As agressões chamaram a atenção de vizinhos e pessoas que estavam no local. A Polícia Militar foi acionada, mas o agressor já havia sido apartado.

A Polícia Civil informou que não ficou caracterizado crime de natureza grave passível de autuação em flagrante por tentativa de homicídio, mas deve aguardar os resultados no laudo pericial. A vítima foi encaminhada a exame de lesão corporal no Centro de Perícias Científicas Renato Chaves. O carro da vítima deve passar por perícias nesta terça-feira (2).

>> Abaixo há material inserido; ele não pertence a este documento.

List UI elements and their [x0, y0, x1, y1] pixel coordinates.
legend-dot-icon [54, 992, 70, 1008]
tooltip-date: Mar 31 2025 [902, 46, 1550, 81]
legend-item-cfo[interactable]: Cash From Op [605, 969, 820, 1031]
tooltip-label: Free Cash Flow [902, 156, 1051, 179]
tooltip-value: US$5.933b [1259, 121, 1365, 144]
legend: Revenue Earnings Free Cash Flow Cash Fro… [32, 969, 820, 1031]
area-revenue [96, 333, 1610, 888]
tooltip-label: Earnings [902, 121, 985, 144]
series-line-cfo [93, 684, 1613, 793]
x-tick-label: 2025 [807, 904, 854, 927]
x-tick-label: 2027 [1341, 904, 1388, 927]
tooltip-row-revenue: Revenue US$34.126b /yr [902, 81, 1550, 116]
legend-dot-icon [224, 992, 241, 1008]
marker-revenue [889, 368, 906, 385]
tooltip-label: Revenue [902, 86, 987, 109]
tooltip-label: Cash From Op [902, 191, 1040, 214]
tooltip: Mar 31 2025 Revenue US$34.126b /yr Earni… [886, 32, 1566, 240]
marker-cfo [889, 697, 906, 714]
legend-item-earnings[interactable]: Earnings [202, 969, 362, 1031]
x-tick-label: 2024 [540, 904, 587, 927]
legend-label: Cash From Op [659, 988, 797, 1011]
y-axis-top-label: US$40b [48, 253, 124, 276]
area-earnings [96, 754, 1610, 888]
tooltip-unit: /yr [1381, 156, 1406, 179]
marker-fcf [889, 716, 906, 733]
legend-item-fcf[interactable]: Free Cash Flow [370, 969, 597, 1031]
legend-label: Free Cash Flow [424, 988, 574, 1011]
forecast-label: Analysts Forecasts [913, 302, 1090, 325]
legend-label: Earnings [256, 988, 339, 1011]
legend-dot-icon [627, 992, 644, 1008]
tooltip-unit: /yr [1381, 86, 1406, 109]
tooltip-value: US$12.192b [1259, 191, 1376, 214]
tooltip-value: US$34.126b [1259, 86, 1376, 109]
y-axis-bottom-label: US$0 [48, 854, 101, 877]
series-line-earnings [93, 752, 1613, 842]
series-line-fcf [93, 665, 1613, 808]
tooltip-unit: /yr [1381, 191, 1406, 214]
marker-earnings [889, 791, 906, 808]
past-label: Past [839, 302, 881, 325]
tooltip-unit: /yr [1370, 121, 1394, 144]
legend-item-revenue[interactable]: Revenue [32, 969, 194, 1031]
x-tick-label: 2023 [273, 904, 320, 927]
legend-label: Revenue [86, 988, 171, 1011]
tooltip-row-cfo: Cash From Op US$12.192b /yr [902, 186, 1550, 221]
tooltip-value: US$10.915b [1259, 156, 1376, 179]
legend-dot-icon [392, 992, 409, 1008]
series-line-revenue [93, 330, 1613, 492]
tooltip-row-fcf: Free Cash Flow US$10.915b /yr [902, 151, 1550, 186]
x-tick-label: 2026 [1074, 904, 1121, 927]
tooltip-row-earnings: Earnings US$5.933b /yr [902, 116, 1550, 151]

A vítima disse que pretende levar o caso à Justiça.

Histórico de agressões

Há um ano, em abril de 2018, Airton Carneiro Filho foi condenado a pagar cinco cestas básicas a entidades carentes, por ter agredido uma universitária em um bar localizado no bairro de Nazaré, área nobre de Belém.

A estudante de medicina Myriam havia saído à noite para comemorar a conclusão do curso de graduação com as amigas da faculdade. As universitárias tinham reservado uma mesa na casa noturna e chegaram às 20h do dia 10 de abril de 2016. Por volta das 00h, um grupo de rapazes chegou ao local e tentou se aproximar para também ocupar a mesa.

As moças reclamaram e acionaram o segurança do estabelecimento, que foi até onde elas estavam e retirou um balde de cerveja que os rapazes haviam colocado na mesa das garotas. Mesmo depois de ser repreendido pelo segurança, um dos homens continuou tentando se aproximar e agarrou Myriam por trás.

A universitária o empurrou e ele já teria revidado com um soco no rosto da jovem. Myriam caiu no chão e o rapaz começou a desferir chutes contra a vítima. Ele foi contido pelos amigos e em seguida fugiu. A segurança da casa noturna acionou a Polícia Militar, que colheu o depoimento de testemunhas que identificaram o suspeito.

A mãe da jovem, Jucy Nery, denunciou nas redes sociais que a vítima não havia sido atendida ao buscar ajuda na Delegacia da Mulher. “Ao chegar na Delegacia da Mulher para prestar queixa, sequer foi vista pela delegada de plantão, que se recusou a recebê-la e gerar boletim de ocorrência, alegando não se tratar de violência doméstica”, desabafou.

Jucy contou ainda ao G1 que depois da denúncia nas redes sociais, outras pessoas entraram em contato com elas para informar que o suspeito já teria agredido outras pessoas, inclusive mulheres em situação semelhante à ocorrida.